Data Governance (DG) is a higher level of oversight—verifying that the enterprise's data (in whatever form) is validated and ready for use, as are the digital systems managing that data. DG dovetails with CM to establish constructive, effective management of information capabilities, ensuring that all information assets, upgrades and new systems are working as promised.

DG also guides the definition and implementation of policies, procedures, structures, roles and responsibilities that determine and enforce rules of engagement, decision rights and accountabilities.

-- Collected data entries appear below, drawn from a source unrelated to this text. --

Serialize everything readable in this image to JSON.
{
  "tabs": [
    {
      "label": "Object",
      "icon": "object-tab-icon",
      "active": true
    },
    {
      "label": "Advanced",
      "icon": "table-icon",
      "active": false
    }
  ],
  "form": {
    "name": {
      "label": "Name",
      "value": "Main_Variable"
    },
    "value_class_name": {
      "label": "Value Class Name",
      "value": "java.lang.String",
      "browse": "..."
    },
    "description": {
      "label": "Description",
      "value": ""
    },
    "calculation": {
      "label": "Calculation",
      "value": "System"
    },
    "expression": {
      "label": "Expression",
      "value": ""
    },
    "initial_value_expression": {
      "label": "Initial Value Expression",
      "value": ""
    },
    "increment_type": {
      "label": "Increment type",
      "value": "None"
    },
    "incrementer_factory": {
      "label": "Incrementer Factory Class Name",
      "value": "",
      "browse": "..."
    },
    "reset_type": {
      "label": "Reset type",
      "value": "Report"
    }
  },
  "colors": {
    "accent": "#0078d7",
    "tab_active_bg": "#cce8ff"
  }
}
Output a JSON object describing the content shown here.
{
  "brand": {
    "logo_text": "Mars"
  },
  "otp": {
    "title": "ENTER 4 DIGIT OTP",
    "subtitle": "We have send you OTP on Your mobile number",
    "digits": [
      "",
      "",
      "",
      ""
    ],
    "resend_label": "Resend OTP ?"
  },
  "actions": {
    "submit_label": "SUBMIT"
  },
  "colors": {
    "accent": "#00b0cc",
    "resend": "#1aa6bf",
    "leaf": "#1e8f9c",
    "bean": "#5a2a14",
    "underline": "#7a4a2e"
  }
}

Data governance isn't optional if you wish to have a cost-effective and truly successful digital transformation

Bringing it All Together: How Digital Transformation’s Big Data Meets PLM

Recent PLM innovations have added automated linkages and traceability to support the big data aspects of digital transformation, as reported in the recent CIMdata educational webinar entitled, “The Promise and Reality of the Digital Thread”. With big data, analytics and digital transformation in mind, solution providers are hard at work to:

  • Accommodate the huge amounts of information readily available in the digital transformed world, then help make new data and sources comprehensible to product developers.
  • Link new sources of data, starting with social media, to conventional product information with new data management tools and capabilities.
  • Improve scope, timeliness and access to IoT, its subset the Industrial Internet of Things (IIoT) and the reporting and analytics generated in both.
  • Implement predictive analytics and topology data analysis for downstream use in product maintenance, repair and operations (MRO).
  • Incorporate innovative and profitable user experiences to help extend digital transformation throughout customer organizations.

Finally, digital skills transformation is clearly necessary, given the preceding points and what we know about digital transformation. We at CIMdata see three realities:

  1. Data has gained ascendancy in decision-making over the experience and insight of key people; as part of digital transformation, dig data, analytics and moving computing to the cloud are all playing significant roles.
  2. Software solution providers across the spectrum of engineering and manufacturing are building on digital transformation to automate every workplace process, sidelining the expertise and skills of the workforce.
  3. A scarcity of workers with the skills demanded for tomorrow's innovative new products and services, aggravated by rising rates of retirement.

As noted, big data is commonly characterized in terms of four “V”s: Volume, Variety, Velocity, and Veracity. With some help from PLM-enabling solutions, digital transformation and advanced analytics are giving big data a fifth “V”, “Value,” by getting information to where it can be used to drive product and process innovation.

Every change is an opportunity, even the change wrought by big data and analytics. If that opportunity is not translated into innovation, the enterprise eventually stumbles; digital transformation is a prime example.